Are you still holding onto a secret? Maybe it’s a lie you’ve told, an abortion, debt or an affair that you’ve had. 

Your secret may be something that you’ve done in your past, or it may be a secret thought about yourself that you’ve been holding on to. 

“I’m not good enough.” 

“I shouldn’t have been born.”

“The world doesn’t have anything better for me.”

“I just don’t fit in.”

All these secrets start to become a lens that you see the world through. And those thoughts you’ve been having about yourself can quickly become the glass ceiling that you live up to. 

Whatever your secret is… Whatever has been holding you back… It’s time to break free! 

Stage Eight: Stop Creating Secrets

In my book, Break Free From Your Dirty Little Secrets: A New You In 10 Secret-Breaking Stages,  you’ll learn to walk through 10 stages that will help you break free from all your secrets. 

Let’s talk about stage eight – stop creating secrets… 

When you try to become less of a secret keeper, you’ll likely step on a few landmines along the way. So, you’ll want to be prepared for those ahead of time. 

Your False Self

One of the landmines you’re likely to step on is staying in your false self. What does this mean, exactly? 

As you hold onto your secrets, you’re creating a false image of yourself. The longer you hold on to that image, the more your mind will start to believe that it’s real, tricking you in the process.

Smaller Living

Another landmine that you’ll possibly step on in your journey to break free is staying in smaller living. Let’s explore this deeper… 

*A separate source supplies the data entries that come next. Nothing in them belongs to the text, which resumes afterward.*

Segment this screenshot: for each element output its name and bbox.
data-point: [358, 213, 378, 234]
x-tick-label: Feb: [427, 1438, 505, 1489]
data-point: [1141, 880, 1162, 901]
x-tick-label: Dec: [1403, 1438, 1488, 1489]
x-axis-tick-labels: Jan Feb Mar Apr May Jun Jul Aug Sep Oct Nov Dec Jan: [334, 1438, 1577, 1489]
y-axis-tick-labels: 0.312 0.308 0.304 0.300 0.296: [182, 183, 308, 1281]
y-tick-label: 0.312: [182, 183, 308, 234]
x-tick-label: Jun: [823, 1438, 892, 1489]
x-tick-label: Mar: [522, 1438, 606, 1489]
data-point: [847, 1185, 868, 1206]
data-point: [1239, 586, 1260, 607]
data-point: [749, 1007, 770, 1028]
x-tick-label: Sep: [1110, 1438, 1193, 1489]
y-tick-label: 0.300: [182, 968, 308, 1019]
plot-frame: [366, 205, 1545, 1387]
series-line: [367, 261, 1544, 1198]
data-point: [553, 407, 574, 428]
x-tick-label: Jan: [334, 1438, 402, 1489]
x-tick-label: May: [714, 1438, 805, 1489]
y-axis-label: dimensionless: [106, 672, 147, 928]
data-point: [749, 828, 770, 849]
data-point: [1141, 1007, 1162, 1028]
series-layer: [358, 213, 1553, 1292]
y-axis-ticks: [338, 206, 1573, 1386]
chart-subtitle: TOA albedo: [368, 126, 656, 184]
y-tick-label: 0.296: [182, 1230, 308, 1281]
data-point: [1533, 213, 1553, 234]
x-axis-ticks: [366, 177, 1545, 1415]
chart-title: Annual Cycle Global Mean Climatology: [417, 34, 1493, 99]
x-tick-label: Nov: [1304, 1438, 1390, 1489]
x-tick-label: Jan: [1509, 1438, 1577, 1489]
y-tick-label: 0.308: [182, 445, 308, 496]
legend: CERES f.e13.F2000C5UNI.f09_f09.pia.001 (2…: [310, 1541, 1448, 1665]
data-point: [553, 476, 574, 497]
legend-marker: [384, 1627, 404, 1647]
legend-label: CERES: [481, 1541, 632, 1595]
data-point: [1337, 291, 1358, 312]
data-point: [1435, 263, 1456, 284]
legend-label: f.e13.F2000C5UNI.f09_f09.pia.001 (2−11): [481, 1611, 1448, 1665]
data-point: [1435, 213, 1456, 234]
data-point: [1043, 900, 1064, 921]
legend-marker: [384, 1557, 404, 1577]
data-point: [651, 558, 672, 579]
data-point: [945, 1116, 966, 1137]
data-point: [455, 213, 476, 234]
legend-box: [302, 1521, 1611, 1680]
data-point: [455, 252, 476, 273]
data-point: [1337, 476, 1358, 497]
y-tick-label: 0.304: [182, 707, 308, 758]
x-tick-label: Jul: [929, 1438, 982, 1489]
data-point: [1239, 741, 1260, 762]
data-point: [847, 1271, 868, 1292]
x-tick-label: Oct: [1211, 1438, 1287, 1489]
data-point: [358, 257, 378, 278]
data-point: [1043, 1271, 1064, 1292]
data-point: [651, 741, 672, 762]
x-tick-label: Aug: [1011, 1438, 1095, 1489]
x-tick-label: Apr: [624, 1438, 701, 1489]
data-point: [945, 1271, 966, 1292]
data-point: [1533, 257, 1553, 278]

When you hold on to old resentments or keep grudges (of yourself or others), you’re inadvertently attaching yourself to that secret. In other words, you’re “staying in smaller living”. 

The good news is that you can fix both of these “landmines” by learning to practice forgiveness!

Learning to Forgive

You can break free from your secrets by learning to forgive. Forgive yourself. Forgive others. This isn’t always easy, but it is possible. 

Choosing to forgive doesn’t mean that you’re condoning what you’ve done in your past (or what someone else has done to you). It simply means that you’re making a conscious decision to move past it and put it behind you. 

Let’s talk about how you can learn to forgive yourself… 

  1. Think about your secrets. Really think about them. 
  2. Write a letter to yourself. Thank yourself for all the ways you’ve helped yourself to be in the world. Forgive yourself for not knowing what you didn’t know then. 

Let’s talk about how you can learn to forgive others… 

  1. Understand that it’s hard to forgive others, but it is possible. Acknowledge what they did to you. 
  2. Think about how you can heal from what they did to you. What do you need? 
  3. Write a letter to the person/people who hurt you. Write it as if you intend to give it to them, but you never actually have to do so. Allow this letter to release them from what they did to you. Better yet, allow it to release yourself from the heavy burdens it has plagued you with until now. 

Moving Forward

You can’t move forward if you’re holding on to the hurts of your past. Forgiveness is the key to your door of freedom. 

To truly get free, try practicing this advice – write those letters. Allow each word you write to release a little bit more of that weight you’ve been carrying around for so long. 

Remember, forgiveness doesn’t mean you’re condoning the things that caused you hurt, it just means you’re choosing to move forward instead.